BERLIN • Germany's Lower House of Parliament yesterday approved government plans to join the military campaign in Syria against Islamic State in Iraq and Syria (ISIS), answering France's appeal for help following the deadly Paris attacks.
The House agreed yesterday to a mandate for the deployment of Tornado reconnaissance jets, a frigate and up to 1,200 troops, by an overwhelming majority of 445 votes in favour and 146 against.
The green light for a mission that could become Germany's largest deployment abroad comes three weeks after militants killed 130 people in attacks in Paris. The atrocities prompted France to invoke a clause requiring European Union states to provide military assistance to wipe out ISIS.
Britain joined the United States- led bombing campaign over Syria on Thursday, striking an ISIS-held oilfield.
LEGALLY SOLID MANOEUVRE
The Germans can be certain that the deployment to Syria violates neither international law nor the Constitution. We must stop this terrorist gang of murderers. That will not be achieved with military action alone, but neither would it be achieved without.
HEIKO MAAS, Germany's Justice Minister
After repeatedly ruling out the use of "boots on the ground", US President Barack Obama also agreed to send as many as 100 special forces to Iraq, with a mandate to carry out raids inside Syria.
A broad coalition of 60 countries has been battling ISIS since August last year, although involvement in Syria has been more limited. Some Western nations have been wary that military action could actually end up serving President Bashar al-Assad's regime, which they view as no longer legitimate.
Nevertheless, reticence seems to have melted away since the Paris attacks. Even in Germany, where there has traditionally been reluctance to engage in military missions abroad, the government's decision to take direct action in Syria has been met largely with support.
An opinion poll in Die Welt newspaper yesterday showed broad public backing - 58 per cent of the people surveyed said they were for the move; 37 per cent were against it.
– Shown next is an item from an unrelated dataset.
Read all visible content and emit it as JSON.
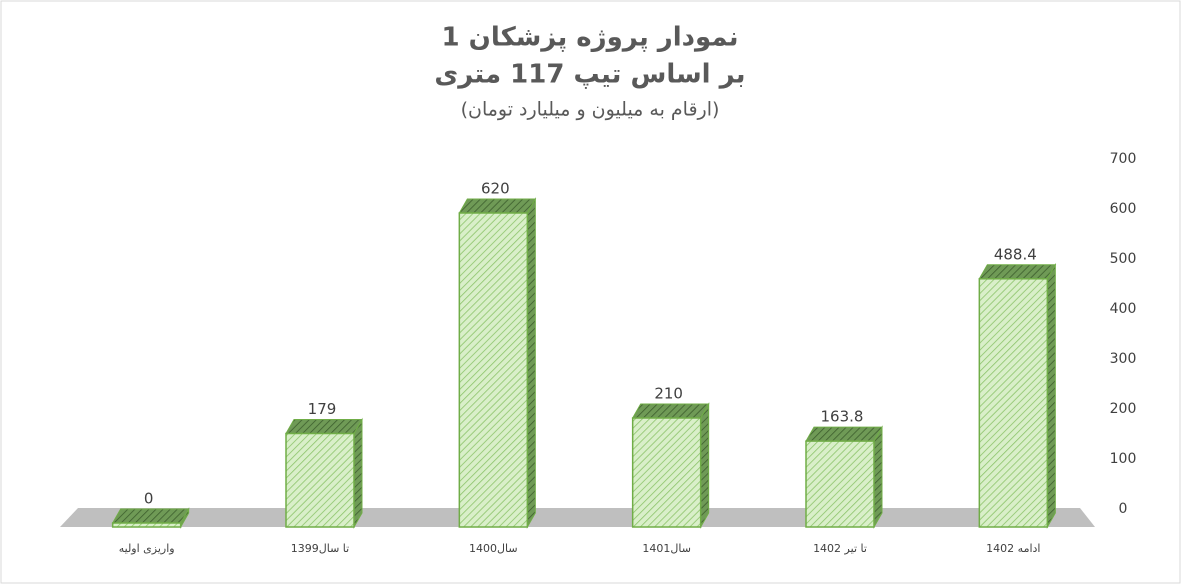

The support came even though 63 per cent felt the risk of a terror attack at home would rise as a result of German military involvement in Syria.
Germany will not join countries such as Britain, France, the US and Russia in conducting airstrikes.
Justice Minister Heiko Maas said the case for deployment was watertight legally.
"The Germans can be certain that the deployment to Syria violates neither international law nor the Constitution," he told the Tagesspiegel daily yesterday. "We must stop this terrorist gang of murderers. That will not be achieved with military action alone, but neither would it be achieved without."
The package approved by Parliament includes six Tornado aircraft that have no offensive fighter capability and specialise in air-to- ground reconnaissance.
A German frigate will be deployed to protect the Charles de Gaulle, from which French fighter jets are carrying out bombing runs, and the tanker aircraft could refuel them mid-air to extend their range.
Still, the opposition warned that Germany is being forced to make a weighty decision too hastily.
"We are being made to decide in three days if Germany would once again be dragged into a war. We do not want to be dragged into a war at the speed of a Tornado," the Left party's Petra Sitte told Parliament.
The vote also took place after the German government issued an unusual public rebuke to its own foreign intelligence service over a blunt memo that said Saudi Arabia was playing an increasingly destabilising role in the Middle East.
The intelligence agency's memo risked playing havoc with Berlin's efforts to show solidarity with France and to push forward the tentative talks on how to end the Syrian civil war. The memo was distributed to selected German journalists on Wednesday.